For most of my childhood, at least until sometime in junior high school, my maternal grandmother, Irene Nieschwietz, lived with us. (Mom had to put her into a nursing home the last year or so of Grandma's life and she died the fall I was a freshman in high school). I've always felt blessed by the gift of growing up in a multi-generational household. It was hard for Mom as she had no help from her siblings, but that's another story for another day.
Grandma had already been completely blind for more than a decade when I was born due to a hereditary condition, but in the kitchen at least, it didn't slow her down much. Among the things I remember with great fondness is her gravy. It was wonderful and after she stopped being able to cook and I was subjected to a variety of substances masquerading as gravy, I came to the conclusion that I would have to learn to make gravy myself. I did eventually succeed in that quest. And having learned to make gravy, I marvel that she did it so well without being able to see.
But the one recipe of Grandma's that has been handed down is the one for her fruit salad dressing. you can find a version of her fruit salad at any family gathering during Thanksgiving and Christmas. Each family of cousins has its own version of the fruit salad itself, the most basic of which is the one my siblings and I preferred: diced apples and bananas mixed with the dressing. Some of my aunts added pecans and/or marshmallows. But the key to the salad was the dressing. And I offer it to you here. I served it this past Thanksgiving with a salad consisting of raspberries, blackberries, pears, and bananas. And I served it on the side, not mixed in the salad as, much to my dismay, none of my children have taken to this particular delight. This dressing, more than any other family recipe, brings back memories of the holidays of my childhood.

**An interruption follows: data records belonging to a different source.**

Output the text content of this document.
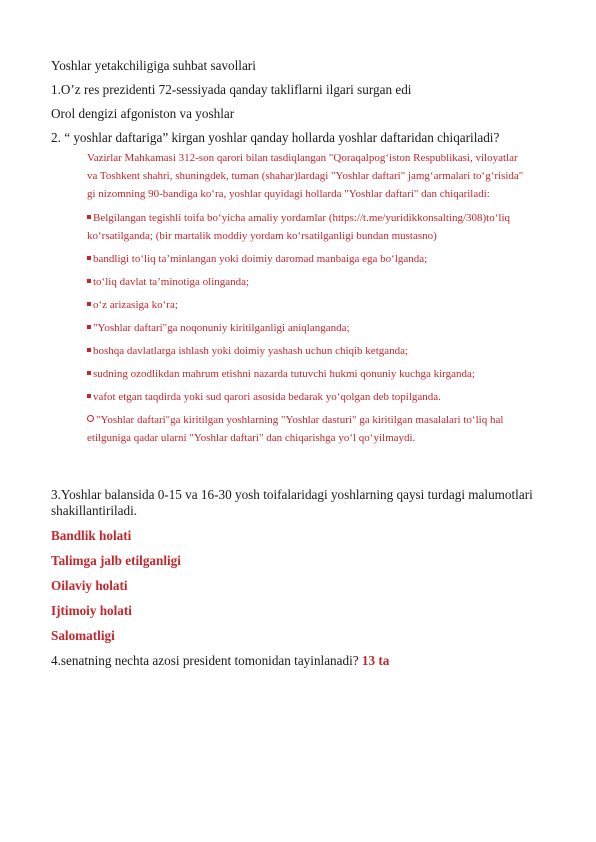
Yoshlar yetakchiligiga suhbat savollari
1.O’z res prezidenti 72-sessiyada qanday takliflarni ilgari surgan edi
Orol dengizi afgoniston va yoshlar
2. “ yoshlar daftariga” kirgan yoshlar qanday hollarda yoshlar daftaridan chiqariladi?

Vazirlar Mahkamasi 312-son qarori bilan tasdiqlangan "Qoraqalpog‘iston Respublikasi, viloyatlar va Toshkent shahri, shuningdek, tuman (shahar)lardagi "Yoshlar daftari" jamg‘armalari to‘g‘risida" gi nizomning 90-bandiga ko‘ra, yoshlar quyidagi hollarda "Yoshlar daftari" dan chiqariladi:

Belgilangan tegishli toifa bo‘yicha amaliy yordamlar (https://t.me/yuridikkonsalting/308)to‘liq ko‘rsatilganda; (bir martalik moddiy yordam ko‘rsatilganligi bundan mustasno)

bandligi to‘liq ta’minlangan yoki doimiy daromad manbaiga ega bo‘lganda;

to‘liq davlat ta’minotiga olinganda;

o‘z arizasiga ko‘ra;

"Yoshlar daftari"ga noqonuniy kiritilganligi aniqlanganda;

boshqa davlatlarga ishlash yoki doimiy yashash uchun chiqib ketganda;

sudning ozodlikdan mahrum etishni nazarda tutuvchi hukmi qonuniy kuchga kirganda;

vafot etgan taqdirda yoki sud qarori asosida bedarak yo‘qolgan deb topilganda.

"Yoshlar daftari"ga kiritilgan yoshlarning "Yoshlar dasturi" ga kiritilgan masalalari to‘liq hal etilguniga qadar ularni "Yoshlar daftari" dan chiqarishga yo‘l qo‘yilmaydi.

3.Yoshlar balansida 0-15 va 16-30 yosh toifalaridagi yoshlarning qaysi turdagi malumotlari shakillantiriladi.
Bandlik holati
Talimga jalb etilganligi
Oilaviy holati
Ijtimoiy holati
Salomatligi
4.senatning nechta azosi president tomonidan tayinlanadi? 13 ta
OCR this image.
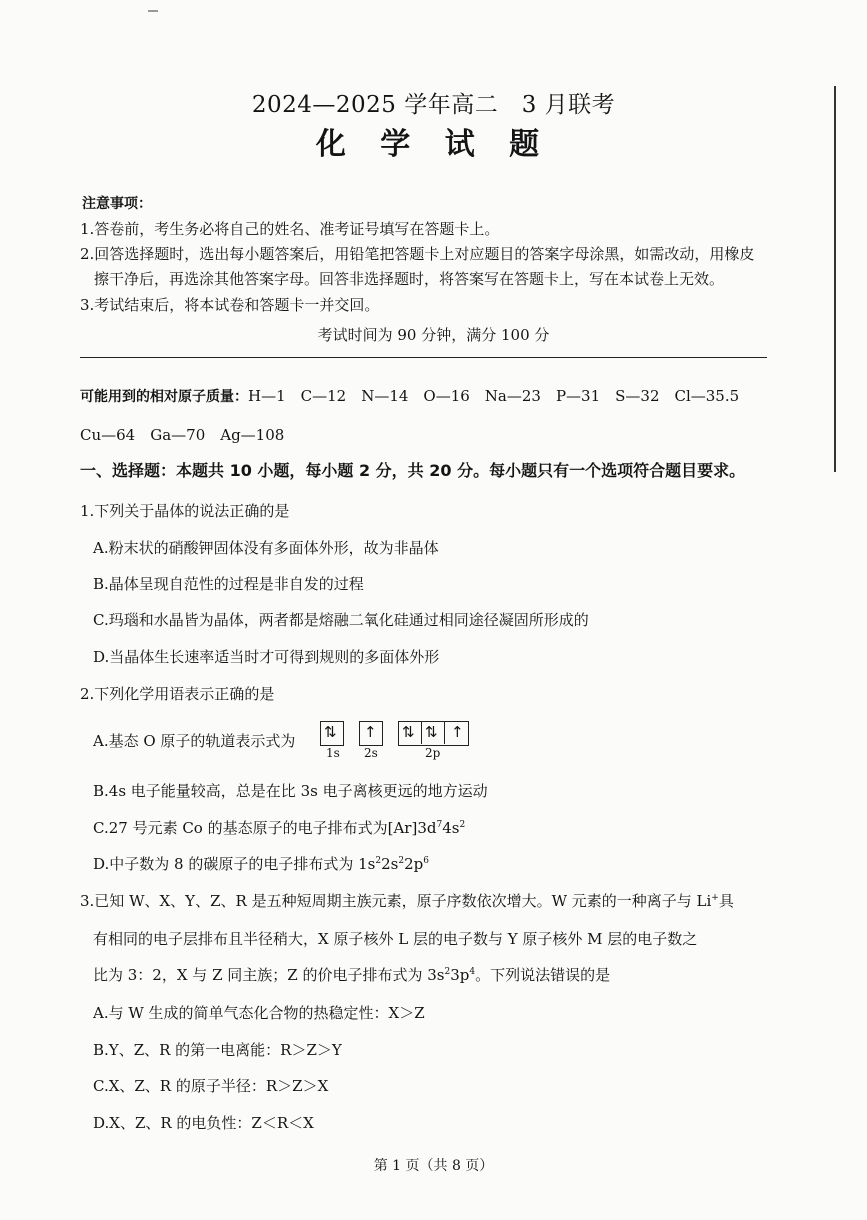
2024—2025 学年高二　3 月联考
化 学 试 题
注意事项：
1.答卷前，考生务必将自己的姓名、准考证号填写在答题卡上。
2.回答选择题时，选出每小题答案后，用铅笔把答题卡上对应题目的答案字母涂黑，如需改动，用橡皮
擦干净后，再选涂其他答案字母。回答非选择题时，将答案写在答题卡上，写在本试卷上无效。
3.考试结束后，将本试卷和答题卡一并交回。
考试时间为 90 分钟，满分 100 分
可能用到的相对原子质量：H—1　C—12　N—14　O—16　Na—23　P—31　S—32　Cl—35.5
Cu—64　Ga—70　Ag—108
一、选择题：本题共 10 小题，每小题 2 分，共 20 分。每小题只有一个选项符合题目要求。
1.下列关于晶体的说法正确的是
A.粉末状的硝酸钾固体没有多面体外形，故为非晶体
B.晶体呈现自范性的过程是非自发的过程
C.玛瑙和水晶皆为晶体，两者都是熔融二氧化硅通过相同途径凝固所形成的
D.当晶体生长速率适当时才可得到规则的多面体外形
2.下列化学用语表示正确的是
A.基态 O 原子的轨道表示式为 ⇅ ↑ ⇅ ⇅ ↑
1s 2s	2p
B.4s 电子能量较高，总是在比 3s 电子离核更远的地方运动
C.27 号元素 Co 的基态原子的电子排布式为$[Ar]3d^74s^2$
D.中子数为 8 的碳原子的电子排布式为 $1s^22s^22p^6$
3.已知 W、X、Y、Z、R 是五种短周期主族元素，原子序数依次增大。W 元素的一种离子与 Li+具
有相同的电子层排布且半径稍大，X 原子核外 L 层的电子数与 Y 原子核外 M 层的电子数之
比为 3：2，X 与 Z 同主族；Z 的价电子排布式为 $3s^23p^4$。下列说法错误的是
A.与 W 生成的简单气态化合物的热稳定性：X＞Z
B.Y、Z、R 的第一电离能：R＞Z＞Y
C.X、Z、R 的原子半径：R＞Z＞X
D.X、Z、R 的电负性：Z＜R＜X
第 1 页（共 8 页）
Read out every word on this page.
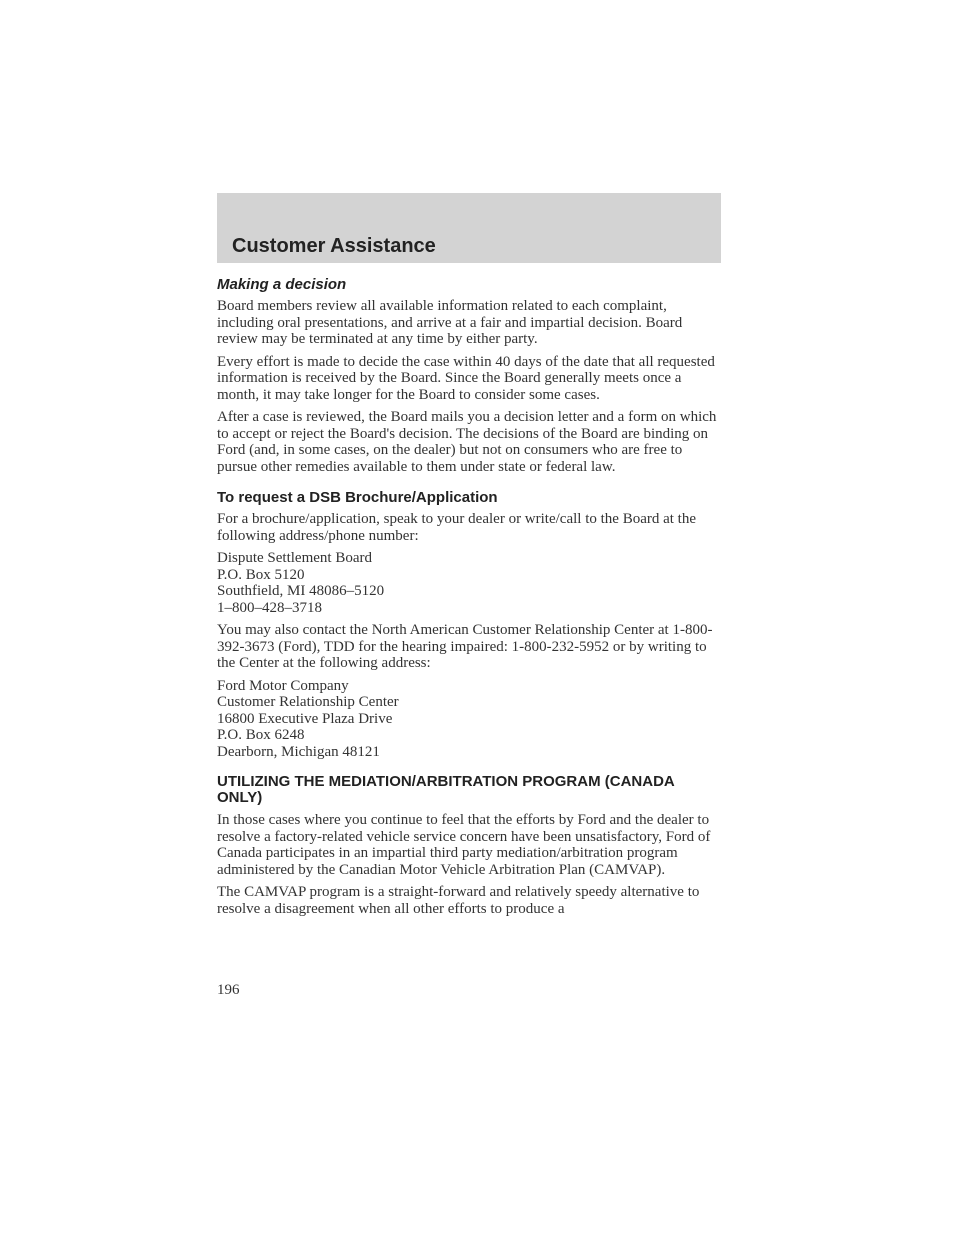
Customer Assistance
Making a decision

Board members review all available information related to each complaint, including oral presentations, and arrive at a fair and impartial decision. Board review may be terminated at any time by either party.

Every effort is made to decide the case within 40 days of the date that all requested information is received by the Board. Since the Board generally meets once a month, it may take longer for the Board to consider some cases.

After a case is reviewed, the Board mails you a decision letter and a form on which to accept or reject the Board's decision. The decisions of the Board are binding on Ford (and, in some cases, on the dealer) but not on consumers who are free to pursue other remedies available to them under state or federal law.

To request a DSB Brochure/Application

For a brochure/application, speak to your dealer or write/call to the Board at the following address/phone number:

Dispute Settlement Board
P.O. Box 5120
Southfield, MI 48086–5120
1–800–428–3718

You may also contact the North American Customer Relationship Center at 1-800-392-3673 (Ford), TDD for the hearing impaired: 1-800-232-5952 or by writing to the Center at the following address:

Ford Motor Company
Customer Relationship Center
16800 Executive Plaza Drive
P.O. Box 6248
Dearborn, Michigan 48121
UTILIZING THE MEDIATION/ARBITRATION PROGRAM (CANADA ONLY)

In those cases where you continue to feel that the efforts by Ford and the dealer to resolve a factory-related vehicle service concern have been unsatisfactory, Ford of Canada participates in an impartial third party mediation/arbitration program administered by the Canadian Motor Vehicle Arbitration Plan (CAMVAP).

The CAMVAP program is a straight-forward and relatively speedy alternative to resolve a disagreement when all other efforts to produce a

196
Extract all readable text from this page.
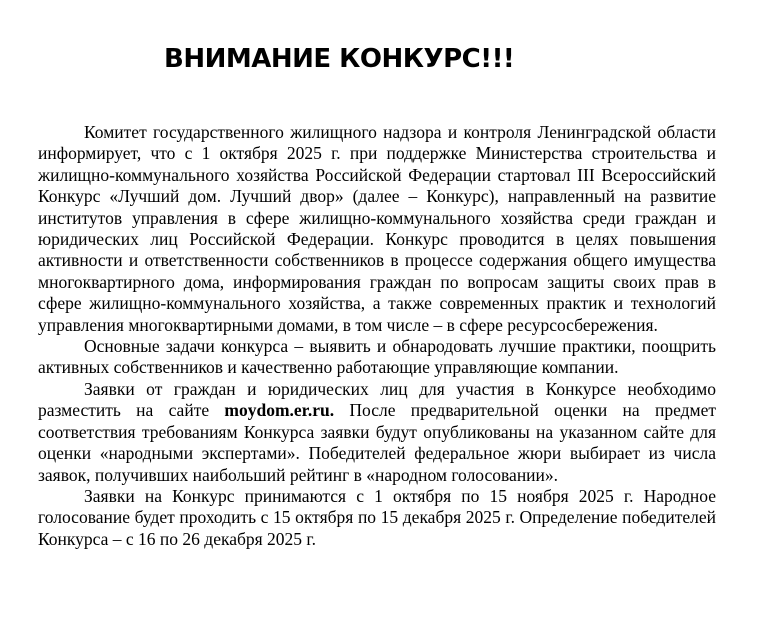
ВНИМАНИЕ КОНКУРС!!!

Комитет государственного жилищного надзора и контроля Ленинградской области информирует, что с 1 октября 2025 г. при поддержке Министерства строительства и жилищно-коммунального хозяйства Российской Федерации стартовал III Всероссийский Конкурс «Лучший дом. Лучший двор» (далее – Конкурс), направленный на развитие институтов управления в сфере жилищно-коммунального хозяйства среди граждан и юридических лиц Российской Федерации. Конкурс проводится в целях повышения активности и ответственности собственников в процессе содержания общего имущества многоквартирного дома, информирования граждан по вопросам защиты своих прав в сфере жилищно-коммунального хозяйства, а также современных практик и технологий управления многоквартирными домами, в том числе – в сфере ресурсосбережения.

Основные задачи конкурса – выявить и обнародовать лучшие практики, поощрить активных собственников и качественно работающие управляющие компании.

Заявки от граждан и юридических лиц для участия в Конкурсе необходимо разместить на сайте moydom.er.ru. После предварительной оценки на предмет соответствия требованиям Конкурса заявки будут опубликованы на указанном сайте для оценки «народными экспертами». Победителей федеральное жюри выбирает из числа заявок, получивших наибольший рейтинг в «народном голосовании».

Заявки на Конкурс принимаются с 1 октября по 15 ноября 2025 г. Народное голосование будет проходить с 15 октября по 15 декабря 2025 г. Определение победителей Конкурса – с 16 по 26 декабря 2025 г.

Irene's Fruit Salad Dressing
3 whole eggs
1/2 C sugar
1/4 C white vinegar
1/2 dry mustard
1/2 tsp. salt
In a mixing bowl, beat the eggs.
In a small saucepan, stir together the sugar, vinegar, mustard, and salt. Bring to a rolling boil. Take the pot off the stove and very slowly add the beaten eggs, stirring constantly with a whisk to keep the eggs from scrambling. Place the saucepan back on low heat and cook, stirring constantly, until thick. Remove from heat. If needed, add a little butter and evaporated milk to thin slightly. (I rarely have to do this step.)
Let cool. You can serve on the side or toss into a fruit salad. Store in the refrigerator. Can be made ahead of time.